Page 1: sarafambarawa.files.wordpress.com · Web viewMeskipun skeptis bahwa pasien stroke dapat mentoleransi dosis yang jauh lebih tinggi,8 satu penelitian berhasil memberikan 300 jam terapi

1

Neurorehabilitasi Ekstremitas Atas Yang Intensif Pada Stroke

Kronis: Hasil Dari Program Queen SquareNick S Ward, Fran Brander, Kate Kelly

Abstrak

Tujuan. Kesulitan dalam menggunakan ekstremitas atas tetap menjadi

kontributor utama dalam cacat fisik pasca-stroke. Ada pandangan nihilistik

tentang perubahan klinis apa yang mungkin dilakukan setelah fase awal pasca

stroke. Program Neurorehabilitasi Ekstremitas Atas Queen Square memberikan

neurorehabilitasi ekstremitas atas intensitas tinggi, dosis tinggi, dan intensitas

tinggi selama program 3 minggu (90 jam). Di sini, kami melaporkan perubahan

klinis yang dilakukan oleh pasien stroke kronis yang dirawat dalam program,

faktor-faktor yang dapat memprediksi respons terhadap terapi dan hubungan

antara perubahan dalam penurunan dan aktivitas.

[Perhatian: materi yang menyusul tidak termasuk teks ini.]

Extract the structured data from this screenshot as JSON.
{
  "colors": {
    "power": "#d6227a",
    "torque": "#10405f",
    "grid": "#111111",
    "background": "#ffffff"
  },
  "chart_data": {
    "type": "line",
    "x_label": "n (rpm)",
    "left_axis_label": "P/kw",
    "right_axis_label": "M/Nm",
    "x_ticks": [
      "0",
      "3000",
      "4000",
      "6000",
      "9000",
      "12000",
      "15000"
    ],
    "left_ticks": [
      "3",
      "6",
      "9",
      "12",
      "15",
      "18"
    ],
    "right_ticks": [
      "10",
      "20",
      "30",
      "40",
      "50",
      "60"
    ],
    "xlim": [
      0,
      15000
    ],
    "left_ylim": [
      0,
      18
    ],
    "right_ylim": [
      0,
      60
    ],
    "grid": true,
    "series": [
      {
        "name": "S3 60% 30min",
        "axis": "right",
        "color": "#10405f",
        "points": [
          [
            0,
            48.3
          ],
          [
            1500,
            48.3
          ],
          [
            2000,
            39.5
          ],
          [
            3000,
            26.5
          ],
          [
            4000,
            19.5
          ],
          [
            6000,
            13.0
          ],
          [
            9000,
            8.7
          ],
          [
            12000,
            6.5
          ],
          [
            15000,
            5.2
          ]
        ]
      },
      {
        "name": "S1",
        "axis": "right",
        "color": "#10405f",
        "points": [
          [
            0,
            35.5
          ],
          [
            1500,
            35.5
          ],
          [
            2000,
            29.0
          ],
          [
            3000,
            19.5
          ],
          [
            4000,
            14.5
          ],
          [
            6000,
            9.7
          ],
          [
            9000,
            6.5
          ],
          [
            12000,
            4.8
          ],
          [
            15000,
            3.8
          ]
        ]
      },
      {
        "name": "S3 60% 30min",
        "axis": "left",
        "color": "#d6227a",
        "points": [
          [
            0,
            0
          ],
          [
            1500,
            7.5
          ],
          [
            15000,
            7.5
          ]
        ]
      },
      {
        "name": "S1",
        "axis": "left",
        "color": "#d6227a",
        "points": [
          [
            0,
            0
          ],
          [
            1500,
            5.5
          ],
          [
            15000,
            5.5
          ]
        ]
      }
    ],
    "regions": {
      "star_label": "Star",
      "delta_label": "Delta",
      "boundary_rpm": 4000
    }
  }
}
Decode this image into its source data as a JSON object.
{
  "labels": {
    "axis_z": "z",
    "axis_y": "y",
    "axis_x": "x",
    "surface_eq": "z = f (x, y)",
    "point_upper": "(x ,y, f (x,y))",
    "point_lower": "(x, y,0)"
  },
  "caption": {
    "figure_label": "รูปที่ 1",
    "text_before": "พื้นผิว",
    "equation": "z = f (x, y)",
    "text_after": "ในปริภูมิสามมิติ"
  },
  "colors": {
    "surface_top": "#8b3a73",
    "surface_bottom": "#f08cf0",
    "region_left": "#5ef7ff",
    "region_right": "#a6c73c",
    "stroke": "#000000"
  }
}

Metode. Gangguan ekstremitas atas dan aktivitas dinilai pada saat masuk, keluar,

6 minggu dan 6 bulan setelah perawatan, dengan modifikasi ekstremitas atas Fugl-

Meyer (FM-UL, maks-54), Uji Penelitian Lengan (ARAT, maks-57) dan Chedoke

Inventarisasi Aktivitas Lengan dan Tangan (CAHAI, maks-91). Ukuran hasil

yang dilaporkan pasien dicatat dengan Arm Activity Measure (ArmA) bagian A

(0–32) dan B (0–52), di mana skor yang lebih rendah lebih baik.

Hasil. 224 pasien (waktu median pasca stroke 18 bulan) menyelesaikan program 6

bulan. Nilai median saat masuk adalah sebagai berikut: FM-UL = 26 (IQR 16-37),

ARAT = 18 (IQR 7-33), CAHAI = 40 (28-55), ArmA-A = 8 (IQR 4,5-12) dan

ArmA-B = 38 (IQR 24-46). Skor median 6 bulan setelah program adalah sebagai

berikut: FM-UL = 37 (IQR 24-48), ARAT = 27 (IQR 12-45), CAHAI = 52 (IQR

35-77), ArmA-A = 3 ( IQR 1–6.5) dan ArmA-B = 19 (IQR 8.5–32). Kami tidak

menemukan prediktor respon pengobatan di luar skor masuk.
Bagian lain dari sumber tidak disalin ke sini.